Gaza and Mosul: Where is the connection?

Gaza and Mosul: Where is the connection?

Despite warnings from many world leaders, Israel conducted a ground operation in Gaza yesterday, raising the death toll to at least 166 since July 8.

Israel’s Gaza assault was triggered when the dead bodies of three young Israelis kidnapped earlier were found in Gaza at the end of June. Then, a 16-year-old Palestinian, Mohammed Abu Khdeir, was killed, which investigators believe was revenge for the death of three Israeli teenagers. It was not possible for the international community who tried to stop both Israel and Hamas, which has the power in Gaza, from reciprocal attacks and this is the point we are all witnessing now.

The Turkish Foreign Ministry is trying to find ways to transport humanitarian aid to Gaza after receiving the green light from Israeli authorities, despite the ongoing problems between the two countries because of killing of 10 Turks by Israeli commandos in 2010 on board the ship Mavi Marmara, which was carrying aid to Gaza under a blockade.

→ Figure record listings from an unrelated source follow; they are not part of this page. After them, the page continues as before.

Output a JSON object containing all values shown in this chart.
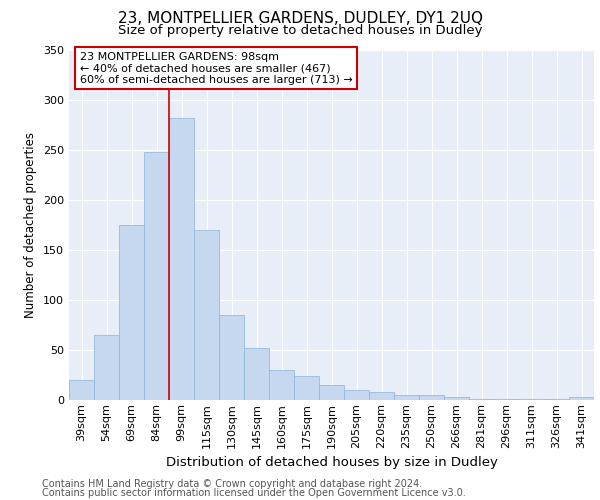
{
  "title1": "23, MONTPELLIER GARDENS, DUDLEY, DY1 2UQ",
  "title2": "Size of property relative to detached houses in Dudley",
  "xlabel": "Distribution of detached houses by size in Dudley",
  "ylabel": "Number of detached properties",
  "categories": [
    "39sqm",
    "54sqm",
    "69sqm",
    "84sqm",
    "99sqm",
    "115sqm",
    "130sqm",
    "145sqm",
    "160sqm",
    "175sqm",
    "190sqm",
    "205sqm",
    "220sqm",
    "235sqm",
    "250sqm",
    "266sqm",
    "281sqm",
    "296sqm",
    "311sqm",
    "326sqm",
    "341sqm"
  ],
  "values": [
    20,
    65,
    175,
    248,
    282,
    170,
    85,
    52,
    30,
    24,
    15,
    10,
    8,
    5,
    5,
    3,
    1,
    1,
    1,
    1,
    3
  ],
  "bar_color": "#c5d8f0",
  "bar_edge_color": "#8ab4d8",
  "highlight_line_color": "#cc0000",
  "highlight_bar_index": 4,
  "annotation_text": "23 MONTPELLIER GARDENS: 98sqm\n← 40% of detached houses are smaller (467)\n60% of semi-detached houses are larger (713) →",
  "annotation_box_color": "white",
  "annotation_box_edge_color": "#cc0000",
  "ylim": [
    0,
    350
  ],
  "yticks": [
    0,
    50,
    100,
    150,
    200,
    250,
    300,
    350
  ],
  "footnote1": "Contains HM Land Registry data © Crown copyright and database right 2024.",
  "footnote2": "Contains public sector information licensed under the Open Government Licence v3.0.",
  "background_color": "#e8eef8",
  "grid_color": "white",
  "title1_fontsize": 11,
  "title2_fontsize": 9.5,
  "xlabel_fontsize": 9.5,
  "ylabel_fontsize": 8.5,
  "tick_fontsize": 8,
  "annotation_fontsize": 8,
  "footnote_fontsize": 7
}
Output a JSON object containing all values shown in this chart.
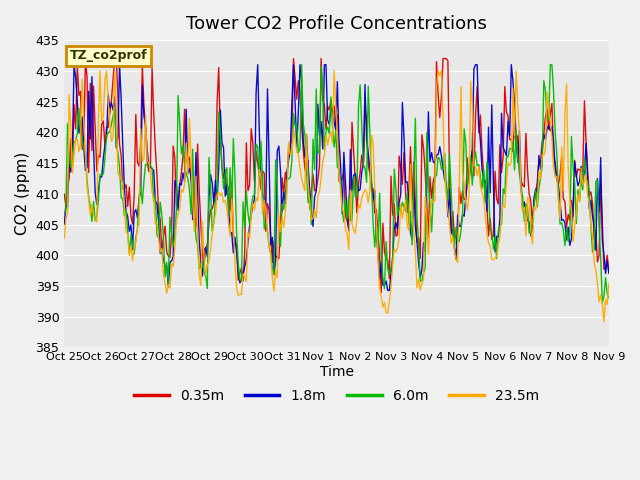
{
  "title": "Tower CO2 Profile Concentrations",
  "xlabel": "Time",
  "ylabel": "CO2 (ppm)",
  "ylim": [
    385,
    435
  ],
  "yticks": [
    385,
    390,
    395,
    400,
    405,
    410,
    415,
    420,
    425,
    430,
    435
  ],
  "plot_bg": "#e8e8e8",
  "fig_bg": "#f0f0f0",
  "series_colors": [
    "#dd0000",
    "#0000cc",
    "#00bb00",
    "#ffaa00"
  ],
  "series_lw": 1.0,
  "annotation_text": "TZ_co2prof",
  "annotation_bg": "#ffffcc",
  "annotation_edge": "#cc8800",
  "legend_labels": [
    "0.35m",
    "1.8m",
    "6.0m",
    "23.5m"
  ],
  "legend_colors": [
    "#dd0000",
    "#0000cc",
    "#00bb00",
    "#ffaa00"
  ],
  "xtick_labels": [
    "Oct 25",
    "Oct 26",
    "Oct 27",
    "Oct 28",
    "Oct 29",
    "Oct 30",
    "Oct 31",
    "Nov 1",
    "Nov 2",
    "Nov 3",
    "Nov 4",
    "Nov 5",
    "Nov 6",
    "Nov 7",
    "Nov 8",
    "Nov 9"
  ],
  "n_points": 336,
  "seed": 42
}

There have been protests in Turkey (like in many other countries, mostly Western).

Palestinians are not only suffering from the Israeli government’s aggression, which is looking for excuses for provocation, they have been suffering from their own ideologically-blinded, incompetent leaders, too. Hamas leader Khaled Mashal is living in Qatar with a remote control in his hand delivering little to his people other than death and suffering so far.

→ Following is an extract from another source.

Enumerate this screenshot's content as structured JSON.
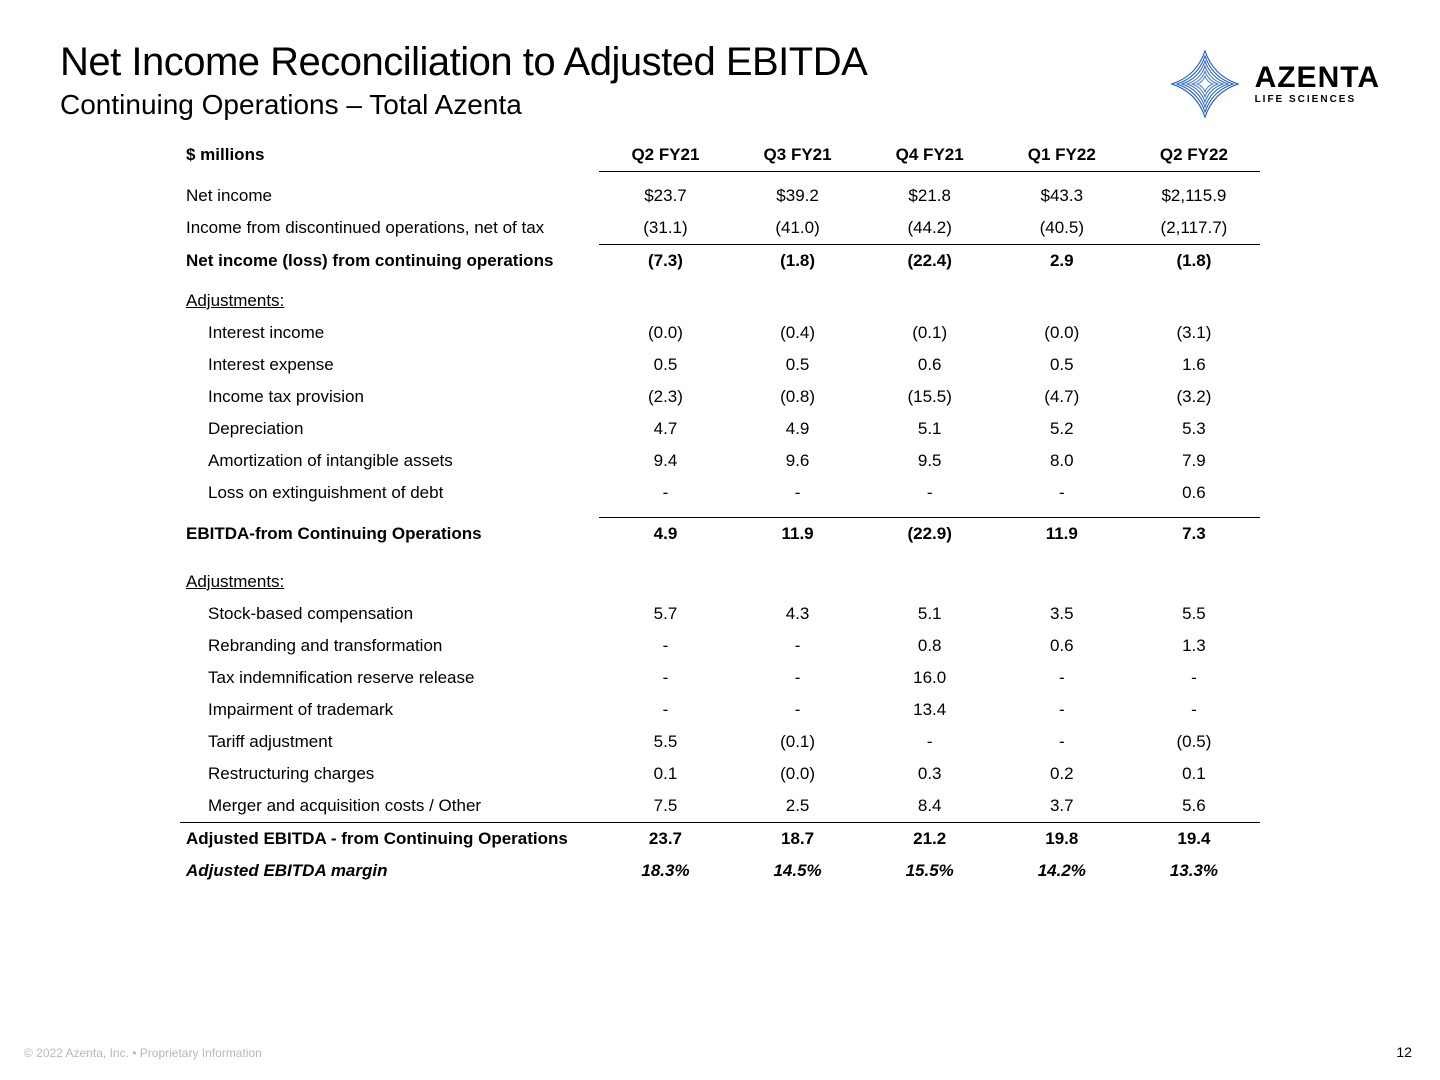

He left Syria in 2012 as the Syrian civil war intensified. When the Muslim Brotherhood in Egypt and Syria started to disintegrate, especially after the coup in Egypt on July 3, 2013, and as their fighters join to al-Qaeda linked al-Nusra and the new generation terrorist group Islamic State of Iraq and the Levant (ISIL), the Middle East’s political atmosphere started to change as well.

Israel has not been in major military operations since the beginning of the Arab Spring in 2010, perhaps with a “Let them eat each other” kind of attitude. But when ISIL started to advance in Syria and then in Iraq, capturing Mosul, its oil fields and the biggest refinery in Iraq, things began to get more serious. The competition between Islamist militant groups over “who is more Jihadist?” could touch Israeli flesh.

The three Israeli boys were kidnapped on June 12, one day after ISIL raided the Turkish Consulate General in Mosul and captured 49 people, including the consul general; it has been a month in captivity as of yesterday.

Was there a link between the two provocative actions in two days? It is hard to tell now. But the events have started to unfold in an inflammable manner afterwards. Iraqi Kurds have captured the other oil-rich city of Kirkuk, ISIL has shortened its name to Islamic State (IS), only claiming control over parts of both Syria and Iraq and declared its leader Abu Bakr el-Baghdadi the new Caliph of “all Muslims” on June 24. On June 30, the Israeli boys’ dead bodies were found in Gaza.

When Ekmeleddin İhsanoğlu, the presidential candidate and former secretary general of the Organization of Islamic Cooperation was telling other candidate Recep Tayyip Erdoğan that Turkey should stay away from the “Middle East quagmire,” he was probably talking about this complicated picture.